In next parts of the Trilogy ("The Deluge" and "Colonel Wolodyjowski") Helena is mentioned sporadically. She is a happy wife and mother. She has twelve sons and in 1672 her first daughter was born.

== Description ==

Helena is described as an extraordinarily beautiful woman. She has dark eyes and long black hair, usually in two braids. She makes a big impression on many men. She is loved by Bohun and Skrzetuski, even Wołodyjowski becomes slightly infatuated with her. In "The Deluge" she is well known for her beauty, enough to make Bogusław Radziwiłł plan to abduct her.

He was confused also because there looked upon him from under a marten-skin hood eyes such as he had never seen in his life,—black, satinlike, liquid, full of life and fire,— near which the eyes of Anusia Borzobogata would be as a tallow candle before a torch. Above those eyes dark velvety brows were defined in two delicate arches; her blushing face bloomed like the most beautiful flower, and through her slightly opened lips of raspberry hue were seen teeth like pearls, and from under her hood flowed out rich dark tresses.

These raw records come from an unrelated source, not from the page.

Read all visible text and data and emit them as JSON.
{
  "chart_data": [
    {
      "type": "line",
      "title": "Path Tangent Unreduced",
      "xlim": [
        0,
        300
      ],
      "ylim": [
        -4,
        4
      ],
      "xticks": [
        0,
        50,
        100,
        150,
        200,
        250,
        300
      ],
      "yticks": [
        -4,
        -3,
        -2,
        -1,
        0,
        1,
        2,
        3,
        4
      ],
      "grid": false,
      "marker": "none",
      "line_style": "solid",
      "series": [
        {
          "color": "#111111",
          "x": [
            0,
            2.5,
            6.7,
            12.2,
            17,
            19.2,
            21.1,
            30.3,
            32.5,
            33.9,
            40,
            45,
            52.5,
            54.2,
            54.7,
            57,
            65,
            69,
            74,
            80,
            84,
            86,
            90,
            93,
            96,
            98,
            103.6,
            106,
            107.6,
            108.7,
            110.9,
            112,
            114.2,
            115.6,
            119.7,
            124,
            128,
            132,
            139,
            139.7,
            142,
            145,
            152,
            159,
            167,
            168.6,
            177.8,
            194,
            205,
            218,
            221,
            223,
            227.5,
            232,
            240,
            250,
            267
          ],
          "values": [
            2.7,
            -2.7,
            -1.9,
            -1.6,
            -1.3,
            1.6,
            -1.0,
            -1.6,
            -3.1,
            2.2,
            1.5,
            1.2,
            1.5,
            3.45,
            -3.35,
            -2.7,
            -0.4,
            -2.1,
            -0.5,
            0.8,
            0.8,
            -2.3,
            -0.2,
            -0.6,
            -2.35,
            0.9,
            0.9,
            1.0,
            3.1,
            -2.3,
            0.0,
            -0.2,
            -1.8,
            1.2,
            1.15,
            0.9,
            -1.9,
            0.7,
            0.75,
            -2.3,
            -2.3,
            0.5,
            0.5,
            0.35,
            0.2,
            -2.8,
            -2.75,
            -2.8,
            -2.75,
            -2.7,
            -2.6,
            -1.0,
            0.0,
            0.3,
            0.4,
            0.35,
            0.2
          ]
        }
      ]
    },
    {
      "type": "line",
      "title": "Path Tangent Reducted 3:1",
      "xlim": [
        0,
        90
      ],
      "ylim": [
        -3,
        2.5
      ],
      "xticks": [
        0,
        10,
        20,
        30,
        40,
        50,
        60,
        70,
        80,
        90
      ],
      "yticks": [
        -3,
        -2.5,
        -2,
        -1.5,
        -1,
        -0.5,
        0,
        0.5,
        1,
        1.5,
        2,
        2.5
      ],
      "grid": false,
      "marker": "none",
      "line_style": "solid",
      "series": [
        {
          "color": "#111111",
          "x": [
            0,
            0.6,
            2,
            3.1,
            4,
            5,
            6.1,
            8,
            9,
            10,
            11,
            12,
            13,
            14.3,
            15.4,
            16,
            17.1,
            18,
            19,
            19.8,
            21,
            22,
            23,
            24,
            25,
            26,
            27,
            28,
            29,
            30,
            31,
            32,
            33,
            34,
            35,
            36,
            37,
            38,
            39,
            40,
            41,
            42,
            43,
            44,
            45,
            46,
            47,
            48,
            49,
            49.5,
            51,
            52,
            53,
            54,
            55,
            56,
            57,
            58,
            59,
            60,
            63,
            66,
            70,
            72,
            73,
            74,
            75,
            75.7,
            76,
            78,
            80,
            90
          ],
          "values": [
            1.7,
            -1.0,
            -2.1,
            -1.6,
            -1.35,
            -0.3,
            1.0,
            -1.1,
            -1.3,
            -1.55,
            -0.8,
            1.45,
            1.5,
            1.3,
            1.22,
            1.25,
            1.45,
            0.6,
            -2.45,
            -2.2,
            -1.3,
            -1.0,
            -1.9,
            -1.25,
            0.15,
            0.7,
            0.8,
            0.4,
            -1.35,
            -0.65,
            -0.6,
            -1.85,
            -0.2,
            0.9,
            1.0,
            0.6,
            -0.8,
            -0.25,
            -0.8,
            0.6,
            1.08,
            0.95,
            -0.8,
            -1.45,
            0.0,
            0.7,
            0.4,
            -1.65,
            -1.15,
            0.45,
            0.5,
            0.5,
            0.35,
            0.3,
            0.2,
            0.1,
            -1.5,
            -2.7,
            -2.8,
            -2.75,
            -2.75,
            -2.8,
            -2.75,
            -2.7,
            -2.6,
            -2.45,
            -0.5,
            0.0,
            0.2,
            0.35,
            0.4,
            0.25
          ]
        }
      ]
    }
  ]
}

While escaping from Bohun's pursuit, she was forced to having her braids cut in order to disguise as a man.

At the beginning of the novel, Helena is shy and dominated by her aunt. In spite of being surrounded by crude people since childhood, she is good-natured and sensitive. She has a strong, trusting faith in God. She quickly falls in love with Skrzetuski and is sure of her feelings for him. As a noblewoman, she is brave and very proud. She treasures her honor above all else, she is even ready to commit a suicide to avoid disgrace. She deeply loves Skrzetuski and is faithful to him.